Sobald Trusted-Computing-Plattformen, die die Rechte am geistigen Eigentum schützen, etabliert sind, kann diese Sicherheit auf das Internet an sich ausgedehnt werden. Das ARPANET, der Vorläufer des Internet, wurde entwickelt, um stark fehlertolerante Netzwerke für die Kommunikation des Militärs zu entwickeln. In solchen Netzwerken könnten alle Kommunikationslinks gesichert werden und die Identität sämtlicher Rechner im Netzwerk wäre bekannt. Im heutigen globalen Internet, dem sich jeder anschließen kann, trifft keiner dieser Bedingungen mehr zu. Viele der jetzigen Probleme im Internet sind die direkte Konsequenz.

Das sichere Internet von morgen wird in Trusted-Computing-Plattformen in Verbindung mit ISPs und Backbone Carriers implementiert sein. Heutzutage kann jeder Rechner im Internet Kontakt zu einem anderen aufnehmen und jegliches Paket, welches durch Internetprotokolle definiert wird, senden. Das bedeutet aber auch, dass jeder Rechner im Netz, sobald man ihn als für einen Angriff angreifbar deklariert hat, von Abermillionen Rechnern auf der ganzen Welt als Ziel ausgesucht und, sobald kompromittiert, für Angriffe auf andere Rechner genutzt werden kann.
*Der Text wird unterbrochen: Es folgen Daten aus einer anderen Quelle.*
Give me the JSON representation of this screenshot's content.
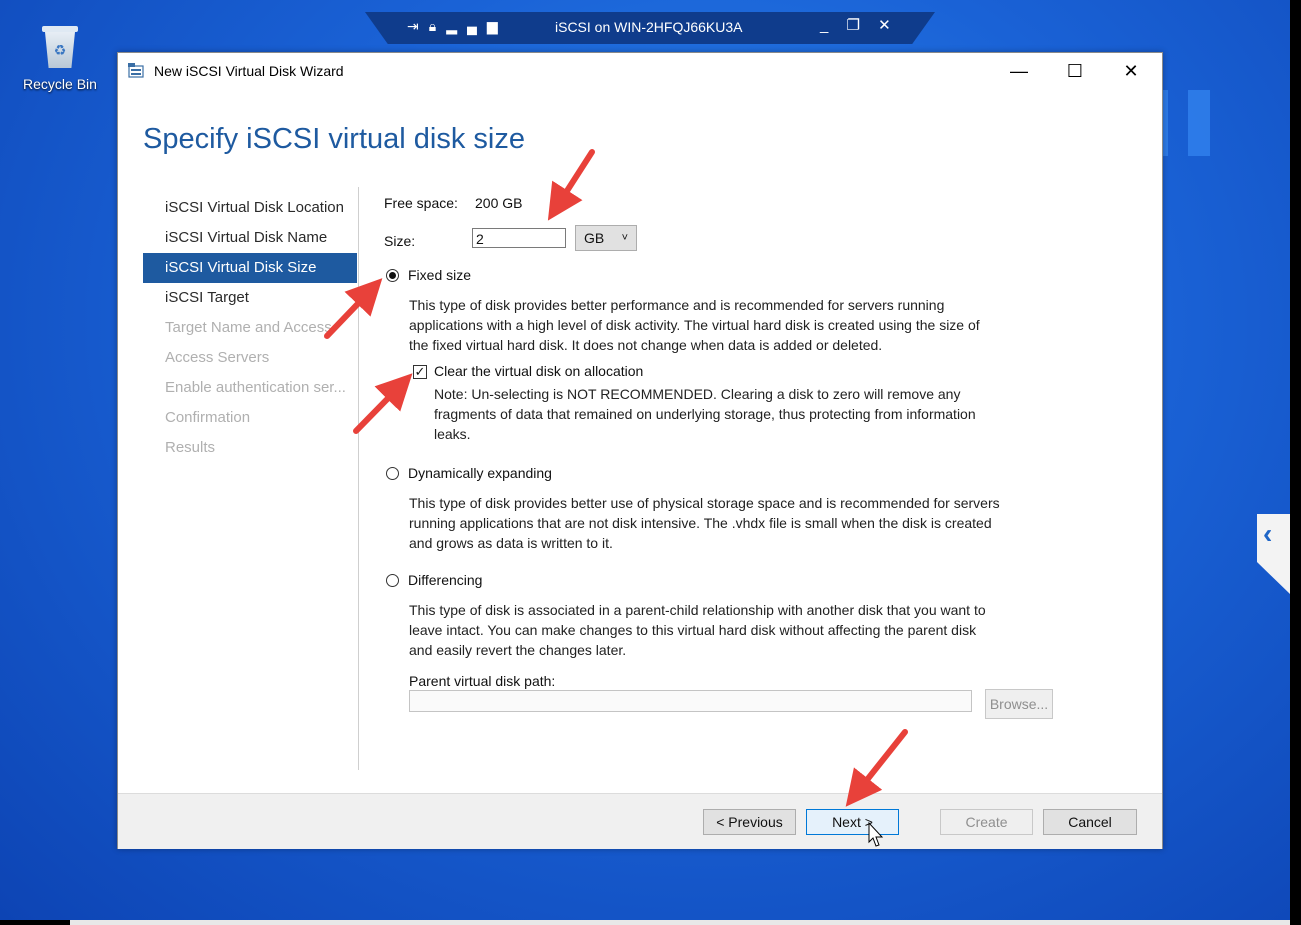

Das sichere Internet wird all dies verändern. Sichere Internetclients werden alle Verbindungen von Rechnern, deren Zertifikate unbekannt sind, ablehnen (dies wird automatisch durch den ISP geschehen; ein Nutzer kann sich natürlich dafür entscheiden, Mail von Personen zu bekommen, deren Zertifikate unbekannt sind, aber sich dagegen zu entscheiden, wird sämtlichen SPAM verhindern - es liegt also am Nutzer selbst). Im sicheren Netz wird jede Anfrage mit den Zertifikaten des Nutzers und dem Rechnerzertifikat des Anfragenden markiert und diese Markierungen werden dann dem Empfänger zur Verfügung gestellt.

Login und Passwort müssen nicht mehr verifiziert werden, da das sichere Netz bereits die Identität verifiziert hat und gegebenenfalls das Micropayment-Konto mit den Zugangsgebühren und den Onlinekäufen belastet. ISPs werden Accesslogs führen, die im Falle eines "Cyberverbrechens" den Strafverfolgern zur Verfügung gestellt werden, wenn es eine entsprechende richterliche Anordnung gibt.

Zusätzlich wird das sichere Netz das geistige Eigentum all jener schützen, die an diesem Netz teilnehmen. Als Kunde bin ich dann in der Lage, mir alle Dokumente herunterzuladen - die Bedingungen hierfür bestimmt derjenige, der sie veröffentlicht, unterstützt durch das DRM. Verlage etc. können Dokumente anbieten, die neben den Zertifikaten (die den Veröffentlichenden und die Nutzungsbedingungen verifizieren) eine Signatur enthält. Sie stellt sicher, dass das Dokument nicht nach der Veröffentlichung korrumpiert wurde.